A Relação do Porto, porém, dando procedência ao recurso do requerido, revogou a sentença e absolveu-o do pedido.
Agora é o requerente que pede revista, concluindo que, tendo o acórdão recorrido violado os art.ºs 712º, nº 1, a) e b) e 762º, nº 2, “ambos do CPC”, “quer quanto à matéria de facto, quer quanto à má fé e ao apoio judiciário” (fls 282), deve ele ser revogado e substituído por outro que “considere que o prazo de 60 dias fixado verbalmente expirou em 10.6.2001, estando o recorrido desde esta data em claro incumprimento”.
O requerido respondeu, defendendo a manutenção do julgado.
Tudo visto, cumpre decidir.

2. O recurso não apresenta nenhum fundamento válido.
Vejamos porquê.
a) A 1ª instância deu como provado em sede de matéria de facto, além do mais, que as partes estipularam verbalmente o prazo máximo de sessenta dias para ou­torga do contrato prometido.

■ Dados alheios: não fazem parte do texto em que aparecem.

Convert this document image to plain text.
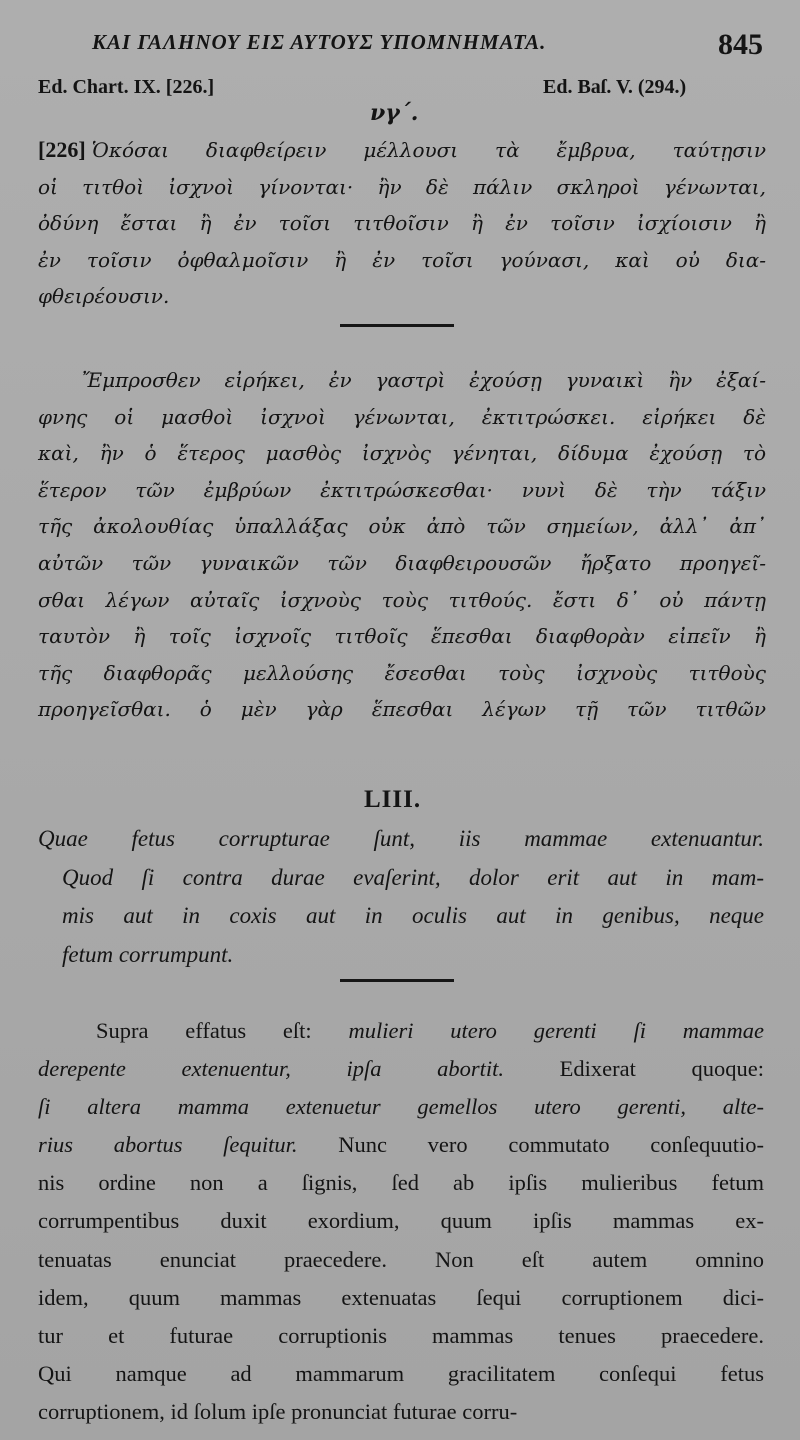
ΚΑΙ ΓΑΛΗΝΟΥ ΕΙΣ ΑΥΤΟΥΣ ΥΠΟΜΝΗΜΑΤΑ.	845
Ed. Chart. IX. [226.]	Ed. Baſ. V. (294.)
νγ΄.
[226] Ὁκόσαι διαφθείρειν μέλλουσι τὰ ἔμβρυα, ταύτῃσιν
οἱ τιτθοὶ ἰσχνοὶ γίνονται· ἢν δὲ πάλιν σκληροὶ γένωνται,
ὀδύνη ἔσται ἢ ἐν τοῖσι τιτθοῖσιν ἢ ἐν τοῖσιν ἰσχίοισιν ἢ
ἐν τοῖσιν ὀφθαλμοῖσιν ἢ ἐν τοῖσι γούνασι, καὶ οὐ δια-
φθειρέουσιν.
Ἔμπροσθεν εἰρήκει, ἐν γαστρὶ ἐχούσῃ γυναικὶ ἢν ἐξαί-
φνης οἱ μασθοὶ ἰσχνοὶ γένωνται, ἐκτιτρώσκει. εἰρήκει δὲ
καὶ, ἢν ὁ ἕτερος μασθὸς ἰσχνὸς γένηται, δίδυμα ἐχούσῃ τὸ
ἕτερον τῶν ἐμβρύων ἐκτιτρώσκεσθαι· νυνὶ δὲ τὴν τάξιν
τῆς ἀκολουθίας ὑπαλλάξας οὐκ ἀπὸ τῶν σημείων, ἀλλ᾽ ἀπ᾽
αὐτῶν τῶν γυναικῶν τῶν διαφθειρουσῶν ἤρξατο προηγεῖ-
σθαι λέγων αὐταῖς ἰσχνοὺς τοὺς τιτθούς. ἔστι δ᾽ οὐ πάντῃ
ταυτὸν ἢ τοῖς ἰσχνοῖς τιτθοῖς ἕπεσθαι διαφθορὰν εἰπεῖν ἢ
τῆς διαφθορᾶς μελλούσης ἔσεσθαι τοὺς ἰσχνοὺς τιτθοὺς
προηγεῖσθαι. ὁ μὲν γὰρ ἕπεσθαι λέγων τῇ τῶν τιτθῶν
LIII.
Quae fetus corrupturae ſunt, iis mammae extenuantur.
Quod ſi contra durae evaſerint, dolor erit aut in mam-
mis aut in coxis aut in oculis aut in genibus, neque
fetum corrumpunt.
Supra effatus eſt: mulieri utero gerenti ſi mammae
derepente extenuentur, ipſa abortit. Edixerat quoque:
ſi altera mamma extenuetur gemellos utero gerenti, alte-
rius abortus ſequitur. Nunc vero commutato conſequutio-
nis ordine non a ſignis, ſed ab ipſis mulieribus fetum
corrumpentibus duxit exordium, quum ipſis mammas ex-
tenuatas enunciat praecedere. Non eſt autem omnino
idem, quum mammas extenuatas ſequi corruptionem dici-
tur et futurae corruptionis mammas tenues praecedere.
Qui namque ad mammarum gracilitatem conſequi fetus
corruptionem, id ſolum ipſe pronunciat futurae corru-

No recurso apresentado à Relação a decisão sobre a matéria de facto não foi posta em causa. Por tal motivo o acórdão recorrido, não tendo detectado razão para anular oficiosamente a decisão recorrida com fundamento no nº 4 do art.º 712º (por deficiência, obscuridade ou contradição entre os factos), limitou-se, e bem, a aplicar o direito aos factos apurados pelo tribunal recorrido. Contrariamente ao que o recorrente parece supor, a modificação da matéria de facto pela Relação nos casos previstos no nº 1 do indicado preceito não pode ter lugar ex officio: impõe-se que o recorrente inclua essa pretensão no objecto do recurso, especificando-a nas conclusões (art.ºs 690º e 690-A). No caso em exame poderia o ora recorrente, que na apelação figurou na posição de recorrido, ter impugnado nessa altura a decisão sobre o facto em apreço, assim prevenindo a hipótese de procedência das questões suscitadas pelo apelante, ao abrigo do art.º 684º-A (disposição que trata da ampliação do âmbito do recurso a requerimento do recorrido); só que não o fez.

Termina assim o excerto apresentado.